Colorado sees skier visits recede for 2011-2012 season
June 11, 2012
Colorado Ski Country USA announced at its 49th Annual Meeting that its 22 member-resorts hosted an estimated 6.16 million skier visits during the 2011-12 ski season.
This represents a decrease of 11.4 percent, or approximately 790,000 fewer skier visits, compared to last season, which was the fourth best season on record.
The pool of Colorado Ski Country members includes Winter Park, Ski Granby Ranch and Copper Mountain resorts, but does not include Vail, Beaver Creek, Breckenridge or Keystone resorts among others.
Compared to the five-year average, Colorado Ski Country member resort skier visits are down 11.9 percent. The overall decline in snow interrupted the recovery resorts had been building since 2008-09.
In an indication of the extreme weather impacting Colorado resorts this season, Colorado’s Western Slope experienced its third driest and seventh warmest winter in records going back to 1895.
Precipitation on the Western Slope this winter was 43 percent below average and down every month of the winter. In Colorado overall, March 2012 was the driest in more than 100 years, and the state experienced the second warmest March on record. “Fortunately, seasons such as the one just ended have proved to be historically rare and the ski industry has exhibited a remarkable ability to bounce back after poor snow years in the past,” said President and CEO of Colorado Ski Country USA Melanie Mills.
“Much of the ski industry in the U.S. was confronted with weather challenges last year, but several of our resorts bucked the national trend and showed signs of resilience during what was clearly an uninspiring winter,” she said.
In spite of the lackluster weather, a few ski resorts in Colorado posted increases and even records in visitation. Colorado Ski Country resorts also saw strength in both domestic and international destination visitors which helped soften the economic impacts to resort operators and resort communities of the overall decline in visitation.
Colorado is favorably positioned for rare dry spells given that resorts are at higher elevations where the air is dryer and colder, therefore allowing the snow to maintain consistency. Aided by colder temperatures favorable for snowmaking, resort snowmakers and slope groomers were able to maintain a quality snow surface throughout most of the season.
Momentum going into the season was strong after seeing an uptick in visitation last year, and economic conditions generally improved during the season.
Abundant amounts of snow came in the fall, allowing some resorts to open earlier than planned, but the uncharacteristic precipitation deficit brought that momentum to a standstill.
Snow came in the middle of the season and several resorts broke single-day snowfall totals, but perception of an underperforming winter was already set in skiers’s minds. “We’ve had dry years in the past, and we’ll have dry years again,” Mills said. “Not every year can be a record-breaking year, and with nary a snowflake in what is normally our snowiest month in Colorado, season visitation numbers are disappointing, but not unexpected.”
Statewide skier visits for Colorado are estimated at 11 million.

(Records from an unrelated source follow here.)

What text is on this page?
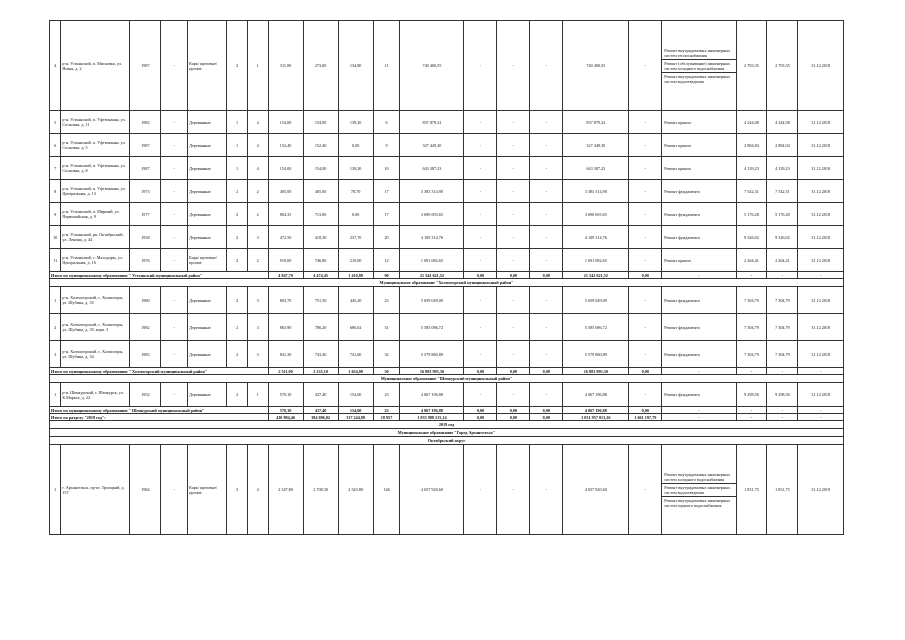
4	р-н. Устьянский, п. Мисковка, ул. Новая, д. 2	1987	-	Карк/ щитовые/прочие	2	1	311,00	273,00	134,80	11	740 400,55	-	-	-	740 400,55	-	Ремонт внутридомовых инженерных систем теплоснабжения
Ремонт (обслуживание) инженерных систем холодного водоснабжения
Ремонт внутридомовых инженерных систем водоотведения	2 703,35	2 703,35	31.12.2018
5	р-н. Устьянский, п. Уфтюжанка, ул. Сосновая, д. 11	1982	-	Деревянные	1	4	154,00	154,00	139,20	6	837 879,32	-	-	-	837 879,32	-	Ремонт крыши	4 244,08	4 244,08	31.12.2018
6	р-н. Устьянский, п. Уфтюжанка, ул. Сосновая, д. 5	1987	-	Деревянные	1	4	152,40	152,40	0,00	9	327 449,30	-	-	-	327 449,30	-	Ремонт крыши	2 884,84	2 884,04	31.12.2018
7	р-н. Устьянский, п. Уфтюжанка, ул. Сосновая, д. 8	1987	-	Деревянные	1	4	154,00	154,00	139,20	10	643 387,23	-	-	-	643 387,23	-	Ремонт крыши	4 139,23	4 139,23	31.12.2018
8	р-н. Устьянский, п. Уфтюжанка, ул. Центральная, д. 13	1973	-	Деревянные	2	2	405,00	405,00	78,70	17	3 383 314,90	-	-	-	3 383 314,90	-	Ремонт фундамента	7 542,31	7 542,51	31.12.2018
9	р-н. Устьянский, п. Мирный, ул. Первомайская, д. 9	1977	-	Деревянные	2	2	804,35	713,00	0,00	17	3 690 693,65	-	-	-	3 690 693,65	-	Ремонт фундамента	5 176,28	5 176,28	31.12.2018
10	р-н. Устьянский, рп. Октябрьский, ул. Ленина, д. 44	1938	-	Деревянные	2	3	472,50	418,30	237,70	20	4 109 314,76	-	-	-	4 109 314,76	-	Ремонт фундамента	9 326,02	9 326,02	31.12.2018
11	р-н. Устьянский, с. Малодоры, ул. Центральная, д. 16	1976	-	Карк/ щитовые/прочие	2	2	910,00	746,80	210,00	12	1 691 082,65	-	-	-	1 691 082,65	-	Ремонт крыши	2 264,41	2 264,41	31.12.2018
Итого по муниципальному образованию " Устьянский муниципальный район"							4 847,70	4 474,45	1 410,80	90	21 542 621,52	0,00	0,00	0,00	21 542 621,52	0,00	-	-	-	-
Муниципальное образование "Холмогорский муниципальный район"																				
1	р-н. Холмогорский, с. Холмогоры, ул. Шубина, д. 35	1980	-	Деревянные	2	3	803,70	751,50	445,20	23	5 659 049,09	-	-	-	5 659 049,09	-	Ремонт фундамента	7 304,79	7 304,79	31.12.2018
2	р-н. Холмогорский, с. Холмогоры, ул. Шубина, д. 35, корп. 3	1982	-	Деревянные	2	3	863,90	786,20	686,02	31	5 585 086,72	-	-	-	5 585 086,72	-	Ремонт фундамента	7 304,79	7 304,79	31.12.2018
3	р-н. Холмогорский, с. Холмогоры, ул. Шубина, д. 34	1983	-	Деревянные	2	3	841,30	743,40	741,60	32	5 579 860,89	-	-	-	5 579 860,89	-	Ремонт фундамента	7 304,79	7 304,79	31.12.2018
Итого по муниципальному образованию " Холмогорский муниципальный район"							2 511,90	2 235,10	1 654,00	50	16 883 995,30	0,00	0,00	0,00	16 883 995,30	0,00	-	-	-	-
Муниципальное образование "Шенкурский муниципальный район"																				
1	р-н. Шенкурский, г. Шенкурск, ул. К.Маркса, д. 22	1952	-	Деревянные	2	1	570,10	437,40	154,60	23	4 067 196,88	-	-	-	4 067 196,88	-	Ремонт фундамента	9 298,56	9 298,56	31.12.2018
Итого по муниципальному образованию " Шенкурский муниципальный район"							570,10	437,40	154,60	23	4 067 196,88	0,00	0,00	0,00	4 067 196,88	0,00	-	-	-	-
Итого по разделу "2018 год":							430 884,46	384 096,02	317 244,88	18 957	1 035 988 215,14	0,00	0,00	0,00	1 031 957 013,26	1 661 197,79	-	-	-	-
2019 год																				
Муниципальное образование "Город Архангельск"																				
Октябрьский округ																				
1	г. Архангельск, пр-кт. Троицкий, д. 157	1984	-	Карк/ щитовые/прочие	3	4	2 347,80	2 708,30	2 543,80	146	4 657 920,60	-	-	-	4 657 920,60	-	Ремонт внутридомовых инженерных систем холодного водоснабжения
Ремонт внутридомовых инженерных систем водоотведения
Ремонт внутридомовых инженерных систем горячего водоснабжения	1 831,75	1 831,75	31.12.2019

This estimation shows Colorado being down 9.8 percent, or approximately 1.2 million visits, compared to last season. On a national level, skier visits overall are down 15.7 percent with the Rocky Mountain region, seeing a decrease of 7.2 percent.
Skier visits are the metric used to track participation in skiing and snowboarding. A skier visit represents a person participating in the sport of skiing or snowboarding for any part of one day at a mountain resort.